A análise do material discursivo é de natureza interpretativa, seguindo o modelo hermenêutico de Paul Ricouer (1987). Assim sendo, lemos e relemos o conteúdo das narrativas, interpretando-o em suas linhas gerais e nos familiarizando com os seus “núcleos de ação” para, a partir daí, apreender as unidades de significados (em geral representadas em fragmentos de frases/discurso).Para relacionar, comparar e agrupar as unidades de significados apreendidas no material coletado, pareceu-nos indispensável apoiar-nos na hermenêutica do mal, para possibilitar novas interrogações a partir do que considero ser a triangulação da hermenêutica do mal – pensar, agir e sentir.É essa triangulação que nos pareceu indispensável tomar como fio condutor de nossas análises, referendando as principais idéias-força do modelo interpretativo de Ricouer : “o problema do mal não é somente um problema especulativo: exige a convergência entre pensamento, ação (no sentido moral e político) e uma transformação espiritual de sentimentos” (RICOUER, 1988, p. 47).

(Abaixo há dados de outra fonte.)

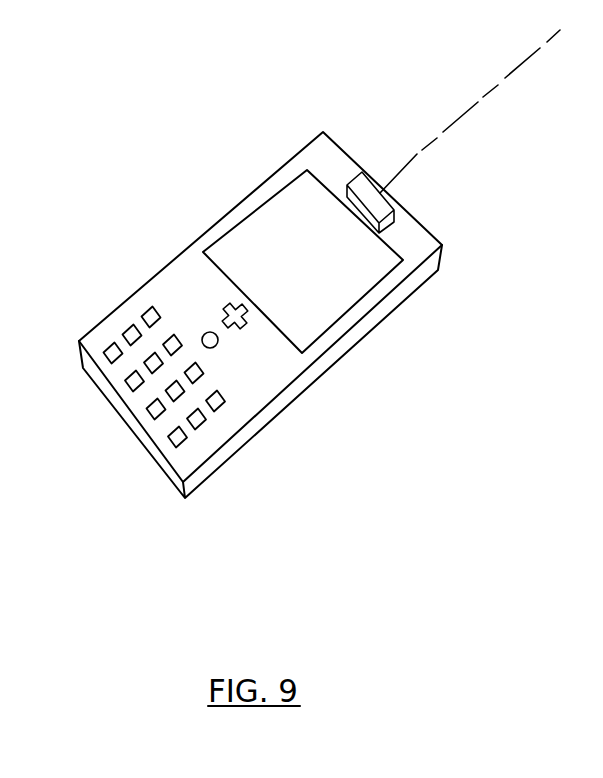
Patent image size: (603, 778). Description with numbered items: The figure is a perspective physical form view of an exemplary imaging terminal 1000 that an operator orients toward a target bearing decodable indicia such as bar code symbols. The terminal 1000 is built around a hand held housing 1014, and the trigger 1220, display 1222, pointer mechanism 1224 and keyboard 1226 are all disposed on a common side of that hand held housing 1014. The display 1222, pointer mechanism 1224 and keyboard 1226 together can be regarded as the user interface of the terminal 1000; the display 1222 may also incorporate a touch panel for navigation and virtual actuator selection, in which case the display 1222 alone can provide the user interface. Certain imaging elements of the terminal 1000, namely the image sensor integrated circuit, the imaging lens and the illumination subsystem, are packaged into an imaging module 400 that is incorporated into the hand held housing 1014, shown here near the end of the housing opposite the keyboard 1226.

A análise final, num processo de correlação entre as partes e o todo, pelo qual compreendemos a ação e o sentido que nos aponta. Analisar as narrativas apoiadas nos princípios hermenêuticos implicou volver nossa atenção e sensibilidade não sobre o institucional, mas sobre o sistema de saberes, referências simbólicas, valores e concepções que tecem e movem as práticas discursivas docentes. As narrativas são, assim, de um lado, espaços de diálogo e rememorização – e para Ricouer (2005) há no “narrar-se” um “exame moral” da ação, espécie de “dossiê-balanço” sobre nossos méritos e falhas – e, por outro, cartografias descritivas e explicativas de uma docência marcada pelos maus tratos infantis (pelo “sofrimento injustificável” diria Lévinas).